A recent Florida appellate case upheld an endorsement, which I call a “managed repair” endorsement.1 Here is the endorsement at issue:

E. Additional Coverages

2. Reasonable Repairs is deleted and replaced by the following for losses other than sinkhole:

a. If a peril causing a loss and related damage are covered . . . and repairs are necessary to protect covered property from further damage, ‘you’ must notify us before authorizing or commencing repairs so ‘we’, at our option, may select Rapid Response Team, LLCTM to make the covered Reasonable Repairs.

b. If ‘you’ do not notify ‘us’ and allow ‘us’, at our option, to select Rapid Response Team, LLCTM for the covered Reasonable Repairs, ‘our’ obligation for repairs made to protect the covered property from further damage is limited to the lesser of the following:

(1) The reasonable cost ‘you’ incur for necessary repairs made solely to protect the property from further damage; or

(2) The amount ‘we’ would have paid to Rapid Response Team, LLCTM for necessary repairs made solely to protect the covered property from further damage.

The court paraphrased the operation of this endorsement:

The endorsement thus required notice to insurer of the occurrence of a loss or damages before emergency services began to allow insurer to elect its chosen vendor, RRT, to perform the reasonable repairs. In the event insureds did not notify insurer of the loss, then insurer’s payment obligation was limited to the lessor of the reasonable cost incurred for necessary mitigation or the amount which insurer would have paid RRT to perform those emergency services.

The “kicker,” which is unbelievable to those of us with experience in property insurance restoration costs, is that the insurer has a bona fide contract to do each such claim for only $2000. I do not believe that this restoration company can comply with OSHA requirements, pay full insurance limits, including workers compensation, and do work to required specifications and standards for only $2000 on every single job. They may do it illegally. They may do it by cutting corners. They may get supplements or other side agreement contracts. But I beg for this contractor and insurer to sue me for defamation when they say they will do a first-rate and legal job every single time for no other consideration other than $2000.

This case is not over. It is important for hard-working and law-abiding restoration contractors to pay attention to this case.

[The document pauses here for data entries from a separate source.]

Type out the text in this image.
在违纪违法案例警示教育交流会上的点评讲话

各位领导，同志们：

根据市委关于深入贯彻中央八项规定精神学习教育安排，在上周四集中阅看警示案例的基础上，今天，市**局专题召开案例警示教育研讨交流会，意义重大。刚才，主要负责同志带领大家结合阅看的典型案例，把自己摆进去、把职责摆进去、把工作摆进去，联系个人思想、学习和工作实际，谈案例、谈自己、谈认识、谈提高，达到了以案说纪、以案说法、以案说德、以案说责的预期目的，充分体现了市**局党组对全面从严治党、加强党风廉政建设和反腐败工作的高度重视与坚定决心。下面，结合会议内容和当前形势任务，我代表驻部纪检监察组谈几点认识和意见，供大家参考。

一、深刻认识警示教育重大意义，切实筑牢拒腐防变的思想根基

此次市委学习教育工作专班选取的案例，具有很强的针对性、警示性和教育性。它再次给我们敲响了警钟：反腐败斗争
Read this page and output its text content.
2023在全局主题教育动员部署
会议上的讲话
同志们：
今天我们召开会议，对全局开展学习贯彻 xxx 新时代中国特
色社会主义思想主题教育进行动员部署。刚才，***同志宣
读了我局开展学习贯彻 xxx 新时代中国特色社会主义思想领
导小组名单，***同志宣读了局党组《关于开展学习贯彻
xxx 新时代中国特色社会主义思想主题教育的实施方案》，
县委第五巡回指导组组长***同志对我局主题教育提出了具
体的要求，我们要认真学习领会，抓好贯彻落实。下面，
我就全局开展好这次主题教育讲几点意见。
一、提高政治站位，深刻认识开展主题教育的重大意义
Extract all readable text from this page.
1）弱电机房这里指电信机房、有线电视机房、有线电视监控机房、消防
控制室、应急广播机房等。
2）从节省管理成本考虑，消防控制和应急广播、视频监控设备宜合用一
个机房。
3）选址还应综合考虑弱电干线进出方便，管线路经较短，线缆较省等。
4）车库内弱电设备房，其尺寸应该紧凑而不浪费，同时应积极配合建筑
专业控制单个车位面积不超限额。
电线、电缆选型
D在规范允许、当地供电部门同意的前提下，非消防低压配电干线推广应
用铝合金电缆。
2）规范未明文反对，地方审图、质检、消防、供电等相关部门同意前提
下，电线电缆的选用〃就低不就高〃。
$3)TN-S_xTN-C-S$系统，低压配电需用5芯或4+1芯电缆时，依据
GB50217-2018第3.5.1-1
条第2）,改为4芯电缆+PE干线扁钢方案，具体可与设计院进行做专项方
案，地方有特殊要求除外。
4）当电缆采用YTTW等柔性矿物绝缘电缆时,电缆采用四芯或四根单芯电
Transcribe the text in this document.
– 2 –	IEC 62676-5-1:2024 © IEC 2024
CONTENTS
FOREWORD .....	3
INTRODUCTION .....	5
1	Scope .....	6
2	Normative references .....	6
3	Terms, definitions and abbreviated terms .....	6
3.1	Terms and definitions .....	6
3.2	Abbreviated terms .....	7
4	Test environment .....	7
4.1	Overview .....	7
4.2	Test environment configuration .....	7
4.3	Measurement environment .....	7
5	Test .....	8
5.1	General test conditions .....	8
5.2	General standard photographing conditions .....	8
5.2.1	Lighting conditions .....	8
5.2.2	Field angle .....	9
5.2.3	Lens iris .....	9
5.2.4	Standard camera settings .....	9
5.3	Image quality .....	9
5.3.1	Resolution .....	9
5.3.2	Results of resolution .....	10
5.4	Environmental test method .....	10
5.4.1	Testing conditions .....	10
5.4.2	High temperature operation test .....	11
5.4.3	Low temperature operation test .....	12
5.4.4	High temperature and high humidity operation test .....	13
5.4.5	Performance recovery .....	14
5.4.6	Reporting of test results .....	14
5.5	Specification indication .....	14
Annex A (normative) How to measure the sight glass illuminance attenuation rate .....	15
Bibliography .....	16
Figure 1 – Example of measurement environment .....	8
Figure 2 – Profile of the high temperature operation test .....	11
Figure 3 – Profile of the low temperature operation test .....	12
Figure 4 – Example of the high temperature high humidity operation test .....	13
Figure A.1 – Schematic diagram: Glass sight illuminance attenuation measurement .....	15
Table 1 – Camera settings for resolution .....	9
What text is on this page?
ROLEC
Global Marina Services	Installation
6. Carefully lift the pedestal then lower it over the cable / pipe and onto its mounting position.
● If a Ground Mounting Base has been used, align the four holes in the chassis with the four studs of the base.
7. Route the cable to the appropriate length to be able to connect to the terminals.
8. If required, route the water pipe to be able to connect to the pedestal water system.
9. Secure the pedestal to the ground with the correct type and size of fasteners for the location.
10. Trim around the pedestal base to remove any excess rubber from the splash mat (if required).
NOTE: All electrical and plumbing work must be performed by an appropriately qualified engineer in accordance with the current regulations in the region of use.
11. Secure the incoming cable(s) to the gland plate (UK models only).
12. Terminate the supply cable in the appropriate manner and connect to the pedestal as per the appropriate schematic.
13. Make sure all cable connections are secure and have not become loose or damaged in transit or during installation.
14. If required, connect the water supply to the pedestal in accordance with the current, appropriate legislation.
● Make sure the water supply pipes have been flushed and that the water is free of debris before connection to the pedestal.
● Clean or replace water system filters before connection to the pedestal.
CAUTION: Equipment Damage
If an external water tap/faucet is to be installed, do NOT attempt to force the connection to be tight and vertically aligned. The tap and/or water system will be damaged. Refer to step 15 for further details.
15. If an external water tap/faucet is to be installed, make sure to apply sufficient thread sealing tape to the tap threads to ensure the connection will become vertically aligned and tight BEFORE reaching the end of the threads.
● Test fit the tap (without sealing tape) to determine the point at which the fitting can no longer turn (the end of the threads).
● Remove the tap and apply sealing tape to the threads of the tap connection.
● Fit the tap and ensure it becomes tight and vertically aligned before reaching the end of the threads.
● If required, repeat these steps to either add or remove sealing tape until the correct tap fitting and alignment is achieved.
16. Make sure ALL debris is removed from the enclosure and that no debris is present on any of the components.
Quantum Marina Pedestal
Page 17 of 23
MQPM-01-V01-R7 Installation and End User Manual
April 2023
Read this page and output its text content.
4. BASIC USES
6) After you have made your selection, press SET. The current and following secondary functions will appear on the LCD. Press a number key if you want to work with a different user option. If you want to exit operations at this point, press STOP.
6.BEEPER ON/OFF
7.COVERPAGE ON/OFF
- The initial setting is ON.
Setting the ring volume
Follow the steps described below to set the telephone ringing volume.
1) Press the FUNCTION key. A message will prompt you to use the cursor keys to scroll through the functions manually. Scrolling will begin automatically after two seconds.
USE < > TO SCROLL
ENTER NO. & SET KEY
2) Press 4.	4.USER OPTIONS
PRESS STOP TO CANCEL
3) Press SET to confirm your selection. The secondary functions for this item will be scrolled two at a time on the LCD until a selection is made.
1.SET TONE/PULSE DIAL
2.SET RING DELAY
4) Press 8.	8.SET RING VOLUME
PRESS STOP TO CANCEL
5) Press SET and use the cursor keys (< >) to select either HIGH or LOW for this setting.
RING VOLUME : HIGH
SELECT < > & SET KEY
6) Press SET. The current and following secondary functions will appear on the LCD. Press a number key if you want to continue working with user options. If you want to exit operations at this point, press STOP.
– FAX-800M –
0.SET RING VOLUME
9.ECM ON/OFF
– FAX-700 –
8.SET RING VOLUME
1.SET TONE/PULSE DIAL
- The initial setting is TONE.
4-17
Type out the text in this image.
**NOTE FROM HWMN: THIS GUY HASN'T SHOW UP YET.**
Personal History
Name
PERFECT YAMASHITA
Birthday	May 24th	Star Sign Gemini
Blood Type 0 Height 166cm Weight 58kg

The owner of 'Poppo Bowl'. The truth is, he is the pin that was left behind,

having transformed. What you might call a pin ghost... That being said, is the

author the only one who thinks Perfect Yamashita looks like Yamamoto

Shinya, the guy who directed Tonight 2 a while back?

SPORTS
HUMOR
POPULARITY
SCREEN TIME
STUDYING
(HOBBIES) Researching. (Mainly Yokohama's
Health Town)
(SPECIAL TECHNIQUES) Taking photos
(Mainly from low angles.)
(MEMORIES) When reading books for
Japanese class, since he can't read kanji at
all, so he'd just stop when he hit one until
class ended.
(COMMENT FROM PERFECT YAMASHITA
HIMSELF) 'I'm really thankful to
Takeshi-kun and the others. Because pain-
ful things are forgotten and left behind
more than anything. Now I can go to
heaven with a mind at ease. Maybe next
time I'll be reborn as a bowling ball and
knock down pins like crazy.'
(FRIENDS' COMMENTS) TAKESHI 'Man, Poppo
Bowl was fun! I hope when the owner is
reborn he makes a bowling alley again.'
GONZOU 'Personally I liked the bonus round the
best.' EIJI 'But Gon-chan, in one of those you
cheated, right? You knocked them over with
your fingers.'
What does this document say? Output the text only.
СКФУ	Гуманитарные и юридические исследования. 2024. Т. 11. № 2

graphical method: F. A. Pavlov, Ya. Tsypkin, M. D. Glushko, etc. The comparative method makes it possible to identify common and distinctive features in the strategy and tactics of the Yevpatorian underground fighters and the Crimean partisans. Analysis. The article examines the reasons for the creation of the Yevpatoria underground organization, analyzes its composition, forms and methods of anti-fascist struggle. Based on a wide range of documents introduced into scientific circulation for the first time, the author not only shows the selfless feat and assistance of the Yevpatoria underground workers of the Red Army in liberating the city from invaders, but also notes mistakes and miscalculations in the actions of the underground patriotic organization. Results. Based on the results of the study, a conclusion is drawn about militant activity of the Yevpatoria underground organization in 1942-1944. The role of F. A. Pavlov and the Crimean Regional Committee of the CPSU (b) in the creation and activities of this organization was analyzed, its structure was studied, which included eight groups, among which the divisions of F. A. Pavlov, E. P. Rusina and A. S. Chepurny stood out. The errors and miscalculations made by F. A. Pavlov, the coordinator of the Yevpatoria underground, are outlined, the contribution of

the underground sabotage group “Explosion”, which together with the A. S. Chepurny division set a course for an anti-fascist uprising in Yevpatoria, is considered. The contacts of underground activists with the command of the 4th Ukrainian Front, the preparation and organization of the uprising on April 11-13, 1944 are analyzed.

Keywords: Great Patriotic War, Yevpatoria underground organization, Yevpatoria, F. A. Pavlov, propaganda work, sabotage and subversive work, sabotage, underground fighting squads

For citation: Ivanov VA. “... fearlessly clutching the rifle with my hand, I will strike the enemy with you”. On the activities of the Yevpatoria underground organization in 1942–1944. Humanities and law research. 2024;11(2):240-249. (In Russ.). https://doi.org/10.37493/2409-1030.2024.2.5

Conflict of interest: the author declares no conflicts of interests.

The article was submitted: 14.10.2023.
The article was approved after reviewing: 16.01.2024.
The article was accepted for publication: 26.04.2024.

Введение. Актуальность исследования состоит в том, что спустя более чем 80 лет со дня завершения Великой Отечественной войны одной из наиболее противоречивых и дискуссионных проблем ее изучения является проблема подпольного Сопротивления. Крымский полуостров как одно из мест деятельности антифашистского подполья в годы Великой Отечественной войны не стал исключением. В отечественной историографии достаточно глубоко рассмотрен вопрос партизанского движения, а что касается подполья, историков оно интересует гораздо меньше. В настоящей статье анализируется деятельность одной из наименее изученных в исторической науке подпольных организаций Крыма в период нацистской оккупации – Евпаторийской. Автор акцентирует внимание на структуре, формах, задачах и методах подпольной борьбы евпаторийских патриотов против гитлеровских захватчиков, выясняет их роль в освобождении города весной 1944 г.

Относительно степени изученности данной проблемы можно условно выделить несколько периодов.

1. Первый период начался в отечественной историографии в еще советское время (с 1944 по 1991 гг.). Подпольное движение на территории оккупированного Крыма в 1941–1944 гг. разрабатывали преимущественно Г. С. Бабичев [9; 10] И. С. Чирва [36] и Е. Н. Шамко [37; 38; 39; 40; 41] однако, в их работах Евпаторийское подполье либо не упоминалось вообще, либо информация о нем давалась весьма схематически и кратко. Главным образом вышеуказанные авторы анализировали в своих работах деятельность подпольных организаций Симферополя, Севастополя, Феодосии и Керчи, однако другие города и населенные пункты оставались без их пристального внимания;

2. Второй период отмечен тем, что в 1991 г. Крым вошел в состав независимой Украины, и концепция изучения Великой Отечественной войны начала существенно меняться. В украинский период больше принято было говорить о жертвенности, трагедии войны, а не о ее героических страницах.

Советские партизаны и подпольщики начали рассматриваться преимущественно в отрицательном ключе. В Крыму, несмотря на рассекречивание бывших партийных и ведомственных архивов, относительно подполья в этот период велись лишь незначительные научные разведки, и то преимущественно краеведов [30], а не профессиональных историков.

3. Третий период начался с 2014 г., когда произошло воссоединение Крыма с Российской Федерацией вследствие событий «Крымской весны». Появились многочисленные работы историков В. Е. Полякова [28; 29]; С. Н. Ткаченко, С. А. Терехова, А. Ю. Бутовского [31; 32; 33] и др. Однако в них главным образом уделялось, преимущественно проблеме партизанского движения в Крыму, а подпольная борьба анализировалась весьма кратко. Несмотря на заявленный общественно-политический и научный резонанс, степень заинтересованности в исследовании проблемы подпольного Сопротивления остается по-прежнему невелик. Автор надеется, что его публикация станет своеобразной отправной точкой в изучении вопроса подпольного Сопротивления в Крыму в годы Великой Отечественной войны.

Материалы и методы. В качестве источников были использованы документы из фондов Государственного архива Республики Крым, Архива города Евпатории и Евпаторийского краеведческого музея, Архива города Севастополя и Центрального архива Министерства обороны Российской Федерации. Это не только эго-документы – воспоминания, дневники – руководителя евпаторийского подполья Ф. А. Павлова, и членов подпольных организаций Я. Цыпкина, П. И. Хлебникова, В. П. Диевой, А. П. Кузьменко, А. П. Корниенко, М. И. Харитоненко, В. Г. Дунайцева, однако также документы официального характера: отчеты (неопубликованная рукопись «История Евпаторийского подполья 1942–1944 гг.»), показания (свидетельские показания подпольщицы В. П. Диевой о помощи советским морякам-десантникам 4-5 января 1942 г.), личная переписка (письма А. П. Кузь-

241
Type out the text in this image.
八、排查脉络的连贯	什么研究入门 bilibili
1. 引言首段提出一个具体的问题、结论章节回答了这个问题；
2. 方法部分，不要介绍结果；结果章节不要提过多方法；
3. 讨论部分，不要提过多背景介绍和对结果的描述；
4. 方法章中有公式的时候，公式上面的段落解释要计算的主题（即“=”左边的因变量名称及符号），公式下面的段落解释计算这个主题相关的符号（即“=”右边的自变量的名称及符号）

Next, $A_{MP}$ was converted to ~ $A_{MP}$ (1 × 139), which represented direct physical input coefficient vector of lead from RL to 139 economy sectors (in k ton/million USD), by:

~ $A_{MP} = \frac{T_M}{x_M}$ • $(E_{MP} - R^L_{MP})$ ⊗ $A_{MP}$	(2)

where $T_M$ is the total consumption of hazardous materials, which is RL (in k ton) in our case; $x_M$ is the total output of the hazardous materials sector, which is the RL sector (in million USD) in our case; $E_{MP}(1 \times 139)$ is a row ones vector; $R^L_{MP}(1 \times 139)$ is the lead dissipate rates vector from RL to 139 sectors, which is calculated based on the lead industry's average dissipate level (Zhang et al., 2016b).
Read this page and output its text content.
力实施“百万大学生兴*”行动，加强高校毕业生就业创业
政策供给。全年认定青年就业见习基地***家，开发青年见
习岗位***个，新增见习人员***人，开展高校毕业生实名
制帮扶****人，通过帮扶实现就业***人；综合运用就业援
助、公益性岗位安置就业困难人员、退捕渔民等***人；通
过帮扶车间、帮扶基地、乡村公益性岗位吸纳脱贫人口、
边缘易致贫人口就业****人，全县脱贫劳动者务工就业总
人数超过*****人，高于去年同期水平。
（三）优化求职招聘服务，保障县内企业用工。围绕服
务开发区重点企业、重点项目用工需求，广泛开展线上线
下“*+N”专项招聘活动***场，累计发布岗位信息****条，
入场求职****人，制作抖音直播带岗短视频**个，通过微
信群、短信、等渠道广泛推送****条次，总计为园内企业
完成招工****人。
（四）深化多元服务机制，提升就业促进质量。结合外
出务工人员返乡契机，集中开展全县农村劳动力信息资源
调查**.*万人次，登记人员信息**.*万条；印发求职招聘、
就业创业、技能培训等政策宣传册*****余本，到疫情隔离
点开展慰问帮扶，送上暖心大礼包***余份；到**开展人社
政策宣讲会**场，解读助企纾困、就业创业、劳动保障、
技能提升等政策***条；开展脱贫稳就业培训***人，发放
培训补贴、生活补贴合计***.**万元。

Policyholders are going to get second-rate service at this price, and the Florida Office of Insurance Regulation should be concerned about this obvious “not at arm’s length” alleged good faith $2000 contract.

While the case has been sent back to the trial court for further review and hopefully discovery, the court upheld the policy and $2000 limit at this stage of the case:

Assignee contends that the service agreement between insurer and RRT effectively amends the policy to limit the payment for water mitigation to $2,000, and insureds should have been notified of that fact. The service agreement does not amend the policy. It does not create a different policy limit for coverage. Nor did the service agreement need to be incorporated into the policy, where it was simply offered to prove how much insurer would have paid RRT for the work. No policy provision prevents RRT from providing what may be a volume discount to insurer through its service agreement.

Insureds could have rejected the preferred contractor endorsement, but instead opted for a very modest discount on price in return for being bound to use RRT to mitigate and repair any property loss. That choice may have been a bad bargain, but it was agreed to by insureds.

Thought For The Day

Fake news is cheap to produce. Genuine journalism is expensive.
—Toomas Hendrik Ilves

1 People’s Trust Ins. Co. v. Restoration Genie Inc., No. 4D21-628 (Fla. 4th DCA Mar. 30, 2022).